Çin, dünya barışı, istikrarı ve kalkınması için tehlike oluşturan hegemonya ve güç politikalarına, tek taraflılığa ve korumacılığa, Soğuk Savaş zihniyetine ve blok çatışmalarına, "yüksek çitli küçük bahçelere" ve "ayrışmaya" kesinlikle karşıdır.

Dünyadaki ülkelerin yaklaşık üçte ikisinin en büyük ticaret ortağı olan Çin, açık ve kapsayıcı bir dış politika izlemekte ve kazan-kazan işbirliği peşinde koşmaktadır.

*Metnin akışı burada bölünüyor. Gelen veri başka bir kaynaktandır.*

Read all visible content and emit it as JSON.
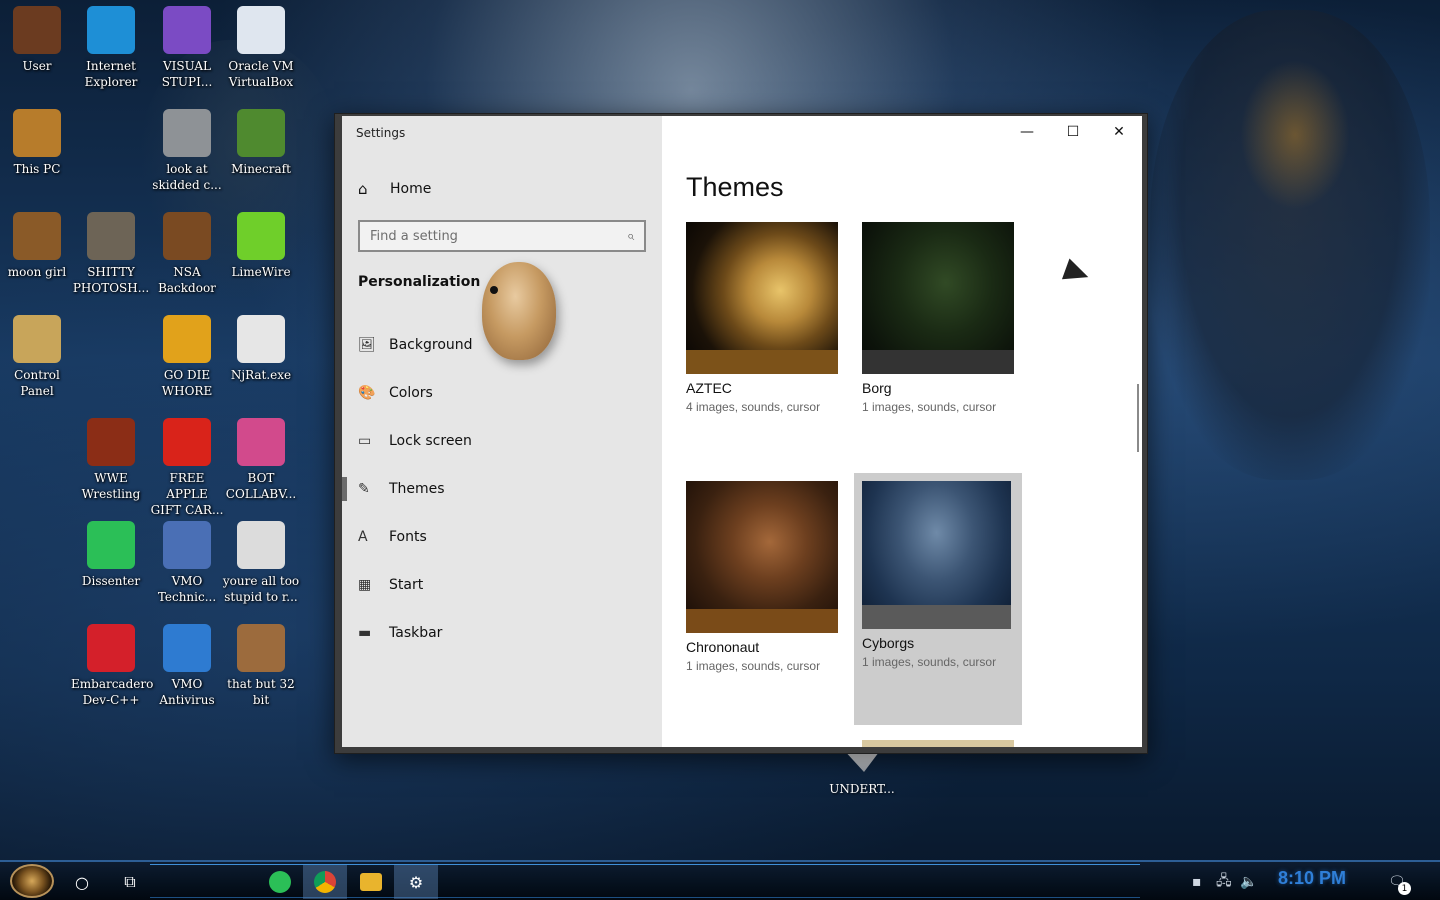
{
  "desktop_icons": [
    {
      "id": "user",
      "label": "User",
      "icon": "user-folder-icon",
      "color": "#6b3b20"
    },
    {
      "id": "internet-explorer",
      "label": "Internet\nExplorer",
      "icon": "edge-icon",
      "color": "#1e8fd6"
    },
    {
      "id": "visual-studio",
      "label": "VISUAL\nSTUPI...",
      "icon": "visual-studio-icon",
      "color": "#7b4bc4"
    },
    {
      "id": "virtualbox",
      "label": "Oracle VM\nVirtualBox",
      "icon": "virtualbox-icon",
      "color": "#dfe6ef"
    },
    {
      "id": "this-pc",
      "label": "This PC",
      "icon": "computer-icon",
      "color": "#b77c2b"
    },
    {
      "id": "look-at",
      "label": "look at\nskidded c...",
      "icon": "copy-files-icon",
      "color": "#8e9296"
    },
    {
      "id": "minecraft",
      "label": "Minecraft",
      "icon": "minecraft-icon",
      "color": "#4f8a2f"
    },
    {
      "id": "moon-girl",
      "label": "moon girl",
      "icon": "treasure-icon",
      "color": "#8a5a28"
    },
    {
      "id": "shitty-photoshop",
      "label": "SHITTY\nPHOTOSH...",
      "icon": "gimp-icon",
      "color": "#6d6456"
    },
    {
      "id": "nsa-backdoor",
      "label": "NSA\nBackdoor",
      "icon": "gear-box-icon",
      "color": "#7a4a22"
    },
    {
      "id": "limewire",
      "label": "LimeWire",
      "icon": "limewire-icon",
      "color": "#6fcf2a"
    },
    {
      "id": "control-panel",
      "label": "Control\nPanel",
      "icon": "lightbulb-icon",
      "color": "#c8a55a"
    },
    {
      "id": "go-die",
      "label": "GO DIE\nWHORE",
      "icon": "de-app-icon",
      "color": "#e1a21b"
    },
    {
      "id": "njrat",
      "label": "NjRat.exe",
      "icon": "skull-icon",
      "color": "#e6e6e6"
    },
    {
      "id": "wwe",
      "label": "WWE\nWrestling",
      "icon": "radio-icon",
      "color": "#8b2d16"
    },
    {
      "id": "apple-gift",
      "label": "FREE APPLE\nGIFT CAR...",
      "icon": "apple-icon",
      "color": "#d9231a"
    },
    {
      "id": "bot-collab",
      "label": "BOT\nCOLLABV...",
      "icon": "monitor-pink-icon",
      "color": "#d24a8c"
    },
    {
      "id": "dissenter",
      "label": "Dissenter",
      "icon": "dissenter-icon",
      "color": "#2bbf57"
    },
    {
      "id": "vmo-technic",
      "label": "VMO\nTechnic...",
      "icon": "doctor-icon",
      "color": "#4a6fb5"
    },
    {
      "id": "youre-all",
      "label": "youre all too\nstupid to r...",
      "icon": "portrait-icon",
      "color": "#dcdcdc"
    },
    {
      "id": "embarcadero",
      "label": "Embarcadero\nDev-C++",
      "icon": "devcpp-icon",
      "color": "#d4202a"
    },
    {
      "id": "vmo-antivirus",
      "label": "VMO\nAntivirus",
      "icon": "shield-icon",
      "color": "#2e7bd1"
    },
    {
      "id": "that-but",
      "label": "that but 32\nbit",
      "icon": "painting-icon",
      "color": "#9c6b3d"
    }
  ],
  "undert_icon": {
    "label": "UNDERT..."
  },
  "settings": {
    "title": "Settings",
    "home_label": "Home",
    "search_placeholder": "Find a setting",
    "section_title": "Personalization",
    "nav_items": [
      {
        "label": "Background",
        "icon": "image-icon"
      },
      {
        "label": "Colors",
        "icon": "palette-icon"
      },
      {
        "label": "Lock screen",
        "icon": "lock-screen-icon"
      },
      {
        "label": "Themes",
        "icon": "themes-icon",
        "active": true
      },
      {
        "label": "Fonts",
        "icon": "fonts-icon"
      },
      {
        "label": "Start",
        "icon": "start-icon"
      },
      {
        "label": "Taskbar",
        "icon": "taskbar-icon"
      }
    ],
    "page_title": "Themes",
    "themes": [
      {
        "name": "AZTEC",
        "meta": "4 images, sounds, cursor"
      },
      {
        "name": "Borg",
        "meta": "1 images, sounds, cursor"
      },
      {
        "name": "Chrononaut",
        "meta": "1 images, sounds, cursor"
      },
      {
        "name": "Cyborgs",
        "meta": "1 images, sounds, cursor",
        "selected": true
      }
    ]
  },
  "taskbar": {
    "apps": [
      "dissenter-icon",
      "chrome-icon",
      "file-explorer-icon",
      "settings-gear-icon"
    ],
    "clock": "8:10 PM",
    "notification_count": "1"
  }
}
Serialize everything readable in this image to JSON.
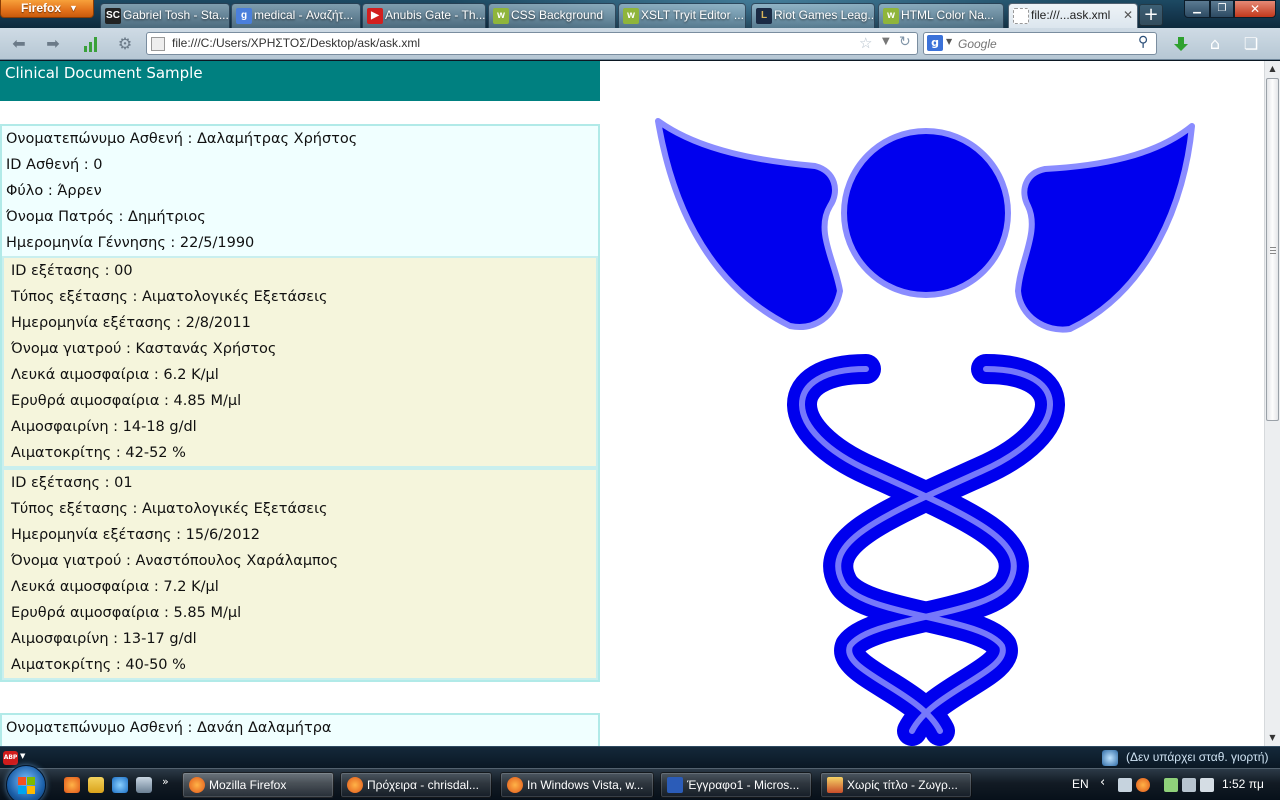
{
  "browser": {
    "menu_label": "Firefox",
    "tabs": [
      {
        "label": "Gabriel Tosh - Sta...",
        "icon": "sc-icon"
      },
      {
        "label": "medical - Αναζήτ...",
        "icon": "google-icon"
      },
      {
        "label": "Anubis Gate - Th...",
        "icon": "youtube-icon"
      },
      {
        "label": "CSS Background",
        "icon": "w3schools-icon"
      },
      {
        "label": "XSLT Tryit Editor ...",
        "icon": "w3schools-icon"
      },
      {
        "label": "Riot Games Leag...",
        "icon": "league-icon"
      },
      {
        "label": "HTML Color Na...",
        "icon": "w3schools-icon"
      },
      {
        "label": "file:///...ask.xml",
        "icon": "blank-page-icon"
      }
    ],
    "url": "file:///C:/Users/ΧΡΗΣΤΟΣ/Desktop/ask/ask.xml",
    "search_placeholder": "Google",
    "colors": {
      "firefox_button": "#e2711b",
      "chrome_blue": "#163a52"
    }
  },
  "document": {
    "header_title": "Clinical Document Sample",
    "colors": {
      "header": "#008080",
      "patient_bg": "#f0ffff",
      "exam_bg": "#f5f5dc",
      "logo": "#0000ee"
    },
    "patients": [
      {
        "name_line": "Ονοματεπώνυμο Ασθενή : Δαλαμήτρας Χρήστος",
        "id_line": "ID Ασθενή : 0",
        "sex_line": "Φύλο : Άρρεν",
        "father_line": "Όνομα Πατρός : Δημήτριος",
        "birth_line": "Ημερομηνία Γέννησης : 22/5/1990",
        "exams": [
          {
            "id_line": "ID εξέτασης : 00",
            "type_line": "Τύπος εξέτασης : Αιματολογικές Εξετάσεις",
            "date_line": "Ημερομηνία εξέτασης : 2/8/2011",
            "doctor_line": "Όνομα γιατρού : Καστανάς Χρήστος",
            "wbc_line": "Λευκά αιμοσφαίρια : 6.2 Κ/μl",
            "rbc_line": "Ερυθρά αιμοσφαίρια : 4.85 Μ/μl",
            "hgb_line": "Αιμοσφαιρίνη : 14-18 g/dl",
            "hct_line": "Αιματοκρίτης : 42-52 %"
          },
          {
            "id_line": "ID εξέτασης : 01",
            "type_line": "Τύπος εξέτασης : Αιματολογικές Εξετάσεις",
            "date_line": "Ημερομηνία εξέτασης : 15/6/2012",
            "doctor_line": "Όνομα γιατρού : Αναστόπουλος Χαράλαμπος",
            "wbc_line": "Λευκά αιμοσφαίρια : 7.2 Κ/μl",
            "rbc_line": "Ερυθρά αιμοσφαίρια : 5.85 Μ/μl",
            "hgb_line": "Αιμοσφαιρίνη : 13-17 g/dl",
            "hct_line": "Αιματοκρίτης : 40-50 %"
          }
        ]
      },
      {
        "name_line": "Ονοματεπώνυμο Ασθενή : Δανάη Δαλαμήτρα"
      }
    ]
  },
  "statusbar": {
    "text": "(Δεν υπάρχει σταθ. γιορτή)"
  },
  "taskbar": {
    "tasks": [
      {
        "label": "Mozilla Firefox",
        "icon": "firefox-icon"
      },
      {
        "label": "Πρόχειρα - chrisdal...",
        "icon": "firefox-icon"
      },
      {
        "label": "In Windows Vista, w...",
        "icon": "firefox-icon"
      },
      {
        "label": "Έγγραφο1 - Micros...",
        "icon": "word-icon"
      },
      {
        "label": "Χωρίς τίτλο - Ζωγρ...",
        "icon": "paint-icon"
      }
    ],
    "language": "EN",
    "clock": "1:52 πμ"
  }
}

Çin, tüm ülkelerin, özellikle de küçük ve zayıf olanların egemenliğini, özerkliğini ve kalkınma çıkarlarını korumak için çaba gösterir ve onlar adına konuşmaya cesaret eder. Uluslararası adalet ve hakkaniyeti savunur ve daha adil ve eşitlikçi bir uluslararası düzen için çalışır. Örneğin, Filistin-İsrail meselesinde Çin, adaletsizliğe uğrayan ve ciddi bir insani felakete maruz kalan Filistin halkı için konuşmakta ve iki devletli çözümün ve ateşkes kararının kabul edilmesini savunmaktadır.

Büyük bir ülke olarak sorumluluklarını üstlenen Çin, Kuşak ve Yol Girişimini önermiş ve uygulamaya koymuştur. İnsanlık için ortak bir geleceğe sahip bir toplum inşa etme vizyonuyla desteklenen girişim, dostane bağlar kurmayı ve insani ilerleme ve kalkınmayı geliştirmeyi amaçlamaktadır. Çin'in fikirleri, politikaları ve eylemleri, karmaşık ve değişken bir dünyaya istikrar ve kesinlik katarak Çin'i dünya barışı, güvenliği ve istikrarı için önemli bir güç haline getirmenin yanı sıra büyüme ve refaha da önemli bir katkıda bulunmuştur.

Çin şu anda Çin tarzı modernleşme yoluyla Çin ulusunun büyük gençleşmesini sağlama yolunda ilerlemektedir. Çin'in büyümesi ve başarısı tüm dünyaya, özellikle de modernleşme yolculuğundaki çok sayıda gelişmekte olan ülkeye fayda sağlayacaktır.